Action - This is the action that will either be allowed or denied, depending on the value entered for the "Effect" Element. Actions are API calls for different services. As a result, different Actions are used for each service. Action is prefixed with the associated AWS service. For Example - action to list and get S3 buckets.

"Action": ["s3:List*", "s3:Get*"]

Resource - This element specifies the actual resource you wish the "Action" and "Effect" to be applied to. AWS uses ARNs to specify resources.

"Resource": "arn:aws:s3:::my-bucket/*"

Condition- This is the option Element that allows you to control when the permission will be effective based on the set criteria. The Element is itself made up of the condition and a key-value pair and all elements of the condition must be met for the permission to be effective.
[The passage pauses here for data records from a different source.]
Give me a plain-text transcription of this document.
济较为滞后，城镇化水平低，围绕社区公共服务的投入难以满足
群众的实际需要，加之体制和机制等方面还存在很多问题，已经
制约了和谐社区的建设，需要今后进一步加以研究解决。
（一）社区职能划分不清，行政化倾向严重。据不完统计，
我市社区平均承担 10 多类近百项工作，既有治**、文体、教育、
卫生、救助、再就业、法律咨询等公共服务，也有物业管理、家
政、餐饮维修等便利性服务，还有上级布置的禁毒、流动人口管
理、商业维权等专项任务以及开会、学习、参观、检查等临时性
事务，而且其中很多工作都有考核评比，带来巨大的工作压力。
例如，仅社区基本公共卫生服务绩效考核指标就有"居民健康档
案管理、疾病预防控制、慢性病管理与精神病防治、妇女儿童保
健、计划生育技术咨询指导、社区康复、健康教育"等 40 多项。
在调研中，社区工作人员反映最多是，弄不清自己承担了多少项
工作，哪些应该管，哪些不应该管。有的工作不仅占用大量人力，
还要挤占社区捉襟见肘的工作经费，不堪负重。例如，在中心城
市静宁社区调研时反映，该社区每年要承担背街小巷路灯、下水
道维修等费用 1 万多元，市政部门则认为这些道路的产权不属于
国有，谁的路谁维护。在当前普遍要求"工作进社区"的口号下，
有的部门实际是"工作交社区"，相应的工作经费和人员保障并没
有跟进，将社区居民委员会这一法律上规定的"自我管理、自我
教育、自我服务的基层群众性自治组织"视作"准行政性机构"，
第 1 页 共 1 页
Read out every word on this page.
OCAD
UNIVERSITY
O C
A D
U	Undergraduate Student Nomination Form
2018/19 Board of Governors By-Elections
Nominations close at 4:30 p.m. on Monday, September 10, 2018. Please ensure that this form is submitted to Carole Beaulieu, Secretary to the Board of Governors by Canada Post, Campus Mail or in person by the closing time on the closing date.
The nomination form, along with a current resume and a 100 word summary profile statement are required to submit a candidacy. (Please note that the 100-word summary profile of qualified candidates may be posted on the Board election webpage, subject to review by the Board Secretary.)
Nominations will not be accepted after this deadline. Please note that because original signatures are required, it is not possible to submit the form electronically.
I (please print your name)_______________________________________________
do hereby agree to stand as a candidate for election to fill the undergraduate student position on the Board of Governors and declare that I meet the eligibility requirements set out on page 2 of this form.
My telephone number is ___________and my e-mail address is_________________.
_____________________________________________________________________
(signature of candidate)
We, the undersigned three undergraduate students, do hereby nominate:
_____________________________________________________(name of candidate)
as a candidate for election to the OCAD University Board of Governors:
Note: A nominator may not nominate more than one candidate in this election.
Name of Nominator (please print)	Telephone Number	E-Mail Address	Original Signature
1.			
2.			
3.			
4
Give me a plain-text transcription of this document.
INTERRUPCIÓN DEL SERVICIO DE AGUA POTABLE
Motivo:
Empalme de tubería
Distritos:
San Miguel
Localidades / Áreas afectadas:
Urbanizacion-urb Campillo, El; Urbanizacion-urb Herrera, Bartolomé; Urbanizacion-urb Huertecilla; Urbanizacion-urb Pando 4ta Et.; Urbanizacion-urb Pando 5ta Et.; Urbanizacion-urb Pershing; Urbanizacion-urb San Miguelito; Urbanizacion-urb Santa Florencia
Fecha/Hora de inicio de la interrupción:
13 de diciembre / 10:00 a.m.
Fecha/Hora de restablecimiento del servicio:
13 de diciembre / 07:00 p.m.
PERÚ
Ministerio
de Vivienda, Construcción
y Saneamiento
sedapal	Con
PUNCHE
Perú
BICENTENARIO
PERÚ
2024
Here, This condition restricts the policy to only apply when the request originates from an IP address within the range of 10.10.0.0/16.

"Condition": { "IpAddress": { "aws:sourceIp": "10.10.0.0/16" } }

Here, the IP address is the condition itself, which the key-value pair will be effective against. AWS sourceIP is the key and IP address is the value of the key. This above statement is saying that if the source IP address of the user who is using the policy is within the 10.10.0.0/16 network range, then allow the permissions to be used.

AWS IAM Authentication Methods:

  1. Console: The AWS Management Console is a web-based interface that you can use to manage your AWS resources. To authenticate to the console, you need to sign in with your AWS account credentials.

  2. CLIs: The AWS Command Line Interface (CLI) is a tool that you can use to manage your AWS resources from the command line. To authenticate to the CLI, you need to configure it with your AWS account credentials (access and secret access keys).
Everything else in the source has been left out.